The most direct approach is to check every possible pair (i, j) and count if nums[i] > 2 * nums[j]. This brute-force method is simple to implement but inefficient for large arrays because it checks every possible pair, leading to a time complexity of O(n²).

However, since the array can be quite large (up to 50,000 elements), a more efficient approach is needed. We notice that the problem is similar to counting inversions in an array, which can be efficiently solved using a modified merge sort. The key insight is that during the merge step, both halves are sorted, allowing us to count reverse pairs efficiently by using two pointers.

The optimized approach leverages the divide-and-conquer paradigm, splitting the array, counting reverse pairs in each half, and then counting pairs that span the two halves, all while sorting the array.

Solution Approach

• Step 1: Use Modified Merge Sort
  • Just like in inversion count, we use merge sort to recursively divide the array into halves.
• Step 2: Count Reverse Pairs During Merge
  • Before merging two sorted halves, for each element in the left half, we find how many elements in the right half satisfy nums[i] > 2 * nums[j].
  • Because both halves are sorted, we can use a pointer to efficiently find the rightmost j for each i.
• Step 3: Merge the Halves
  • After counting, merge the two halves into a sorted array so that the next level of merge sort works correctly.
• Step 4: Repeat Recursively
  • Apply the same logic recursively to all subarrays until the entire array is processed.

This approach ensures that each pair is counted exactly once, and the overall time complexity is reduced to O(n log n).

Example Walkthrough

Consider the input nums = [1, 3, 2, 3, 1].
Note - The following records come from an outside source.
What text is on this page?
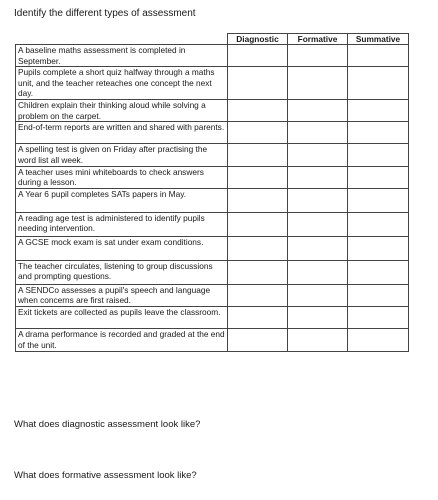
Identify the different types of assessment
	Diagnostic	Formative	Summative
A baseline maths assessment is completed in September.			
Pupils complete a short quiz halfway through a maths unit, and the teacher reteaches one concept the next day.			
Children explain their thinking aloud while solving a problem on the carpet.			
End-of-term reports are written and shared with parents.			
A spelling test is given on Friday after practising the word list all week.			
A teacher uses mini whiteboards to check answers during a lesson.			
A Year 6 pupil completes SATs papers in May.			
A reading age test is administered to identify pupils needing intervention.			
A GCSE mock exam is sat under exam conditions.			
The teacher circulates, listening to group discussions and prompting questions.			
A SENDCo assesses a pupil's speech and language when concerns are first raised.			
Exit tickets are collected as pupils leave the classroom.			
A drama performance is recorded and graded at the end of the unit.			
What does diagnostic assessment look like?
What does formative assessment look like?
• Divide into [1, 3, 2] and [3, 1]
• Further divide [1, 3, 2] into [1, 3] and [2]
• Merge [1, 3] and [2]: No reverse pairs as 1 < 2, 3 < 2 (no), so count is 0
• Merge [1, 3, 2] and [3, 1]: Now, check for reverse pairs where nums[i] > 2 * nums[j].
• For i=0 (1): 1 > 2 * 3? No, 1 > 2 * 1? No
• For i=1 (3): 3 > 2 * 3? No, 3 > 2 * 1? Yes (3 > 2)
• For i=2 (2): 2 > 2 * 3? No, 2 > 2 * 1? No
• So, total reverse pairs: 2 (from [3,1] and [3,1])

The merge sort approach counts these efficiently without redundant checks.

Time and Space Complexity

• Brute-Force Approach:
  • Time Complexity: O(n²) because it checks every pair (i, j).
  • Space Complexity: O(1), no extra space needed.
• Optimized Merge Sort Approach:
  • Time Complexity: O(n log n) because merge sort divides the array log n times and processes n elements at each level.
  • Space Complexity: O(n) due to the temporary arrays used during merging.

The optimized approach is essential for handling large arrays efficiently.

Summary

To solve the Reverse Pairs problem efficiently, we use a modified merge sort algorithm. This approach leverages the sorted nature of subarrays during merging to count reverse pairs in O(n log n) time, a significant improvement over the brute-force O(n²) method. The key insight is to recognize the similarity to the inversion count problem and adapt the merge step to count pairs meeting the specific condition nums[i] > 2 * nums[j]. This solution is both elegant and efficient, making it suitable for large input sizes.